Our parents worked in the city then retired back to their countryside homes. They were loyal to one employer, working while looking forward to a pension. Times have changed, most of the jobs today are on a contract basis, and even when terms are permanent most of the young people are not known to stay in one job for long.
The typical Nairobi bred young man out of college will strive to have a job and side hustles. The three acquaintances had all worked in the banking sector before they either left or the system pushed them out. Two of them have graduate degrees and they had tried to run businesses in the city before shifting to their rural homes. One of them who lost both parents a few years ago is happy to live in a three bedroom house without worrying about paying rent as he tries his hands in vegetable farming.
Lack of opportunities
After discussing with the three about their challenges, I realized that they had all gone through a lean time in the city where at best they lived from hand to mouth. Going west to them was more of taking a break while looking around if they will see something worth their time and effort. In a few months, one of them had borrowed a loan from his parents to set up a bakery; the other threw his mind into his parents’ dairy farm while the third one is happy as a vegetable farmer.
As more people are coming into the city to look for the dwindling opportunities, some souls are courageous enough to go in the opposite direction. These three might look like a negligible percentage but am sure there are many others out there who are rewriting the rural urban migration trend.
A lot has been said about Devolution and how it is changing mindsets in Kenya even if we devolved corruption as well. Many professionals moved from Nairobi to serve in the county governments all over the country. The pull here was a lucrative county government job but to my three friends, there was not strong pull but a chance to take a break from the bustles of the city. I see a time when these two groups will converge to transform the landscape in the counties.
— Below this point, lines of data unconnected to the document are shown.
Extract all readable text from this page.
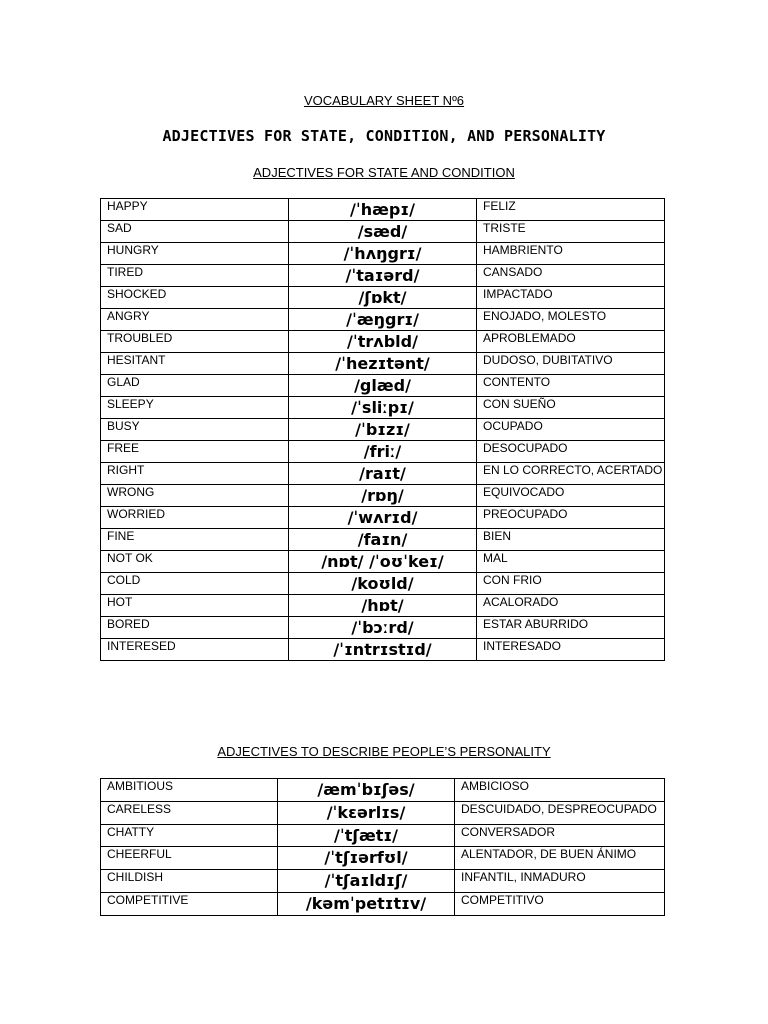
VOCABULARY SHEET Nº6
ADJECTIVES FOR STATE, CONDITION, AND PERSONALITY
ADJECTIVES FOR STATE AND CONDITION
HAPPY	/ˈhæpɪ/	FELIZ
SAD	/sæd/	TRISTE
HUNGRY	/ˈhʌŋgrɪ/	HAMBRIENTO
TIRED	/ˈtaɪərd/	CANSADO
SHOCKED	/ʃɒkt/	IMPACTADO
ANGRY	/ˈæŋgrɪ/	ENOJADO, MOLESTO
TROUBLED	/ˈtrʌbld/	APROBLEMADO
HESITANT	/ˈhezɪtənt/	DUDOSO, DUBITATIVO
GLAD	/glæd/	CONTENTO
SLEEPY	/ˈsliːpɪ/	CON SUEÑO
BUSY	/ˈbɪzɪ/	OCUPADO
FREE	/friː/	DESOCUPADO
RIGHT	/raɪt/	EN LO CORRECTO, ACERTADO
WRONG	/rɒŋ/	EQUIVOCADO
WORRIED	/ˈwʌrɪd/	PREOCUPADO
FINE	/faɪn/	BIEN
NOT OK	/nɒt/ /ˈoʊˈkeɪ/	MAL
COLD	/koʊld/	CON FRIO
HOT	/hɒt/	ACALORADO
BORED	/ˈbɔːrd/	ESTAR ABURRIDO
INTERESED	/ˈɪntrɪstɪd/	INTERESADO
ADJECTIVES TO DESCRIBE PEOPLE’S PERSONALITY
AMBITIOUS	/æmˈbɪʃəs/	AMBICIOSO
CARELESS	/ˈkɛərlɪs/	DESCUIDADO, DESPREOCUPADO
CHATTY	/ˈtʃætɪ/	CONVERSADOR
CHEERFUL	/ˈtʃɪərfʊl/	ALENTADOR, DE BUEN ÁNIMO
CHILDISH	/ˈtʃaɪldɪʃ/	INFANTIL, INMADURO
COMPETITIVE	/kəmˈpetɪtɪv/	COMPETITIVO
Social change is slow and tedious. Measuring social change is a complex process balancing figures and contexts. The gains in Devolution may look slow but Devolution is doing a lot in the character and outlook of Kenyans in the rural areas. Out of one successful idea or venture, many more usually die along the way. The good thing about such failures is that they leave imprints on the people involved. These imprints come in handy as experience in the next venture.
Whatever happens to my three friends, they have definitely changed the mindset of a few young people who cannot wait to leave their rural homes for the city. This is a positive sign that positive things are happening below the glare of the media and for sure when the revolution will blow up, it will not be televised. Keep your ears to the ground.